The photochemistry of eight aromatic carbonyl based photopolymerisation initiators is examined and compared using u.v. absorption, phosphorescence, micro-second flash photolysis, steady-state photolysis and photopolymerisation rates for n-butyl methacrylate. In the latter case, conversion rates are significantly greater in the presence of a tertiary amine (diethylmethylamine). In both the presence and absence of the amine, the photofragmenting type initiators are more efficient than the hydrogen abstracting benzophenone. Benzil exhibits the most notable conversion rates from being the least efficient in the absence of the amine to the most efficient in its presence. There is no definite correlation between ε max and phosphorescence quantum yields with photopolymerisation rates, although it is significant that overall the phosphorescence quantum yields are enhanced to varying extents by the tertiary amine. End-of-pulse transient absorption spectra between 300 and 380 nm ( λ max at ∼ 340 nm) for the photo-fragmenting initiators in 2-propanol are tentatively assigned to the benzoyl radical, whereas benzophenone gives the typical ketyl radical formed via hydrogen atom abstraction at ∼ 500 nm. In the former case, transient formation is reduced by up to 50% in the presence of the tertiary amine except for benzoin and Irgacure 184. In the case of benzophenone, ketyl radical formation is enhanced significantly.
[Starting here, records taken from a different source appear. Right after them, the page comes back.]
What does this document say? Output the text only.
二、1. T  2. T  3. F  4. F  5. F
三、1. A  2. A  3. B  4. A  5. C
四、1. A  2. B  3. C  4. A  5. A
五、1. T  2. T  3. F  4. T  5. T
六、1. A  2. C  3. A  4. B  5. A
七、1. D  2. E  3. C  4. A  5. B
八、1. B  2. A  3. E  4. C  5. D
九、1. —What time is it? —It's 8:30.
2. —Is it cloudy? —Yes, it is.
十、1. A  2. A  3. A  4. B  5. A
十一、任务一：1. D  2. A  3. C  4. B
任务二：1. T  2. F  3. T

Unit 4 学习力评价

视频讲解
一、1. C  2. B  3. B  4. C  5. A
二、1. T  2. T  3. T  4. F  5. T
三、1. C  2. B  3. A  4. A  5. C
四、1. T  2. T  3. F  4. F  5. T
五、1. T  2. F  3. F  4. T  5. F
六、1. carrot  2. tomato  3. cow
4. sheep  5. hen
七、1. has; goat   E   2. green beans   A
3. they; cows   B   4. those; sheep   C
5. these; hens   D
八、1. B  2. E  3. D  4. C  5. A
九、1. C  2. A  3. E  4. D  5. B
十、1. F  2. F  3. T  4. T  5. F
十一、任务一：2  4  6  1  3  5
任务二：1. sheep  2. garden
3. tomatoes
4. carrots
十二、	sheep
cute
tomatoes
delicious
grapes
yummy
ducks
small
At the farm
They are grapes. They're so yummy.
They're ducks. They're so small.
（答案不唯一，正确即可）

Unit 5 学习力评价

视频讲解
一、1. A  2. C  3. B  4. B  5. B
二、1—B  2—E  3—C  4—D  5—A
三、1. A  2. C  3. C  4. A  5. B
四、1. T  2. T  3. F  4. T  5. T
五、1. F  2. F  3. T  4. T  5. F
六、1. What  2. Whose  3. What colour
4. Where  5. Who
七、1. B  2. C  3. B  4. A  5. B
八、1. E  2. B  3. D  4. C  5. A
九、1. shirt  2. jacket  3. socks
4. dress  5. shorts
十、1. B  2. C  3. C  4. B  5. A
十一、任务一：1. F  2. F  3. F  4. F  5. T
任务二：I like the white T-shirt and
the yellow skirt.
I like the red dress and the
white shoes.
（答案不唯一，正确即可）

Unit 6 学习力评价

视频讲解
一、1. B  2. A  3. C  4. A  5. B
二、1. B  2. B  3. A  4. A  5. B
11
All transients are strongly quenched by oxygen indicating that the triplet state is directly involved in free radical formation. Transient formation from benzil appeared to be the least affected by oxygen and this effect may well account for its high efficiency during polymerisation. Addition of the hydrogen donors benzhydrol and a secondary amine (diethylamine) enhances ketyl radical formation in the case of benzophenone in 2-propanol, confirming the mechanism of hydrogen atom abstraction. In the cases of benzil and benzoin, transient formation is not affected indicating that photofragmentation is the primary step in free radical formation. A steady-state photolysis study in ethyl acetate in the absence and presence of the hydrogen atom donors appears to support this conclusion. The application of these results in terms of current mechanisms is discussed.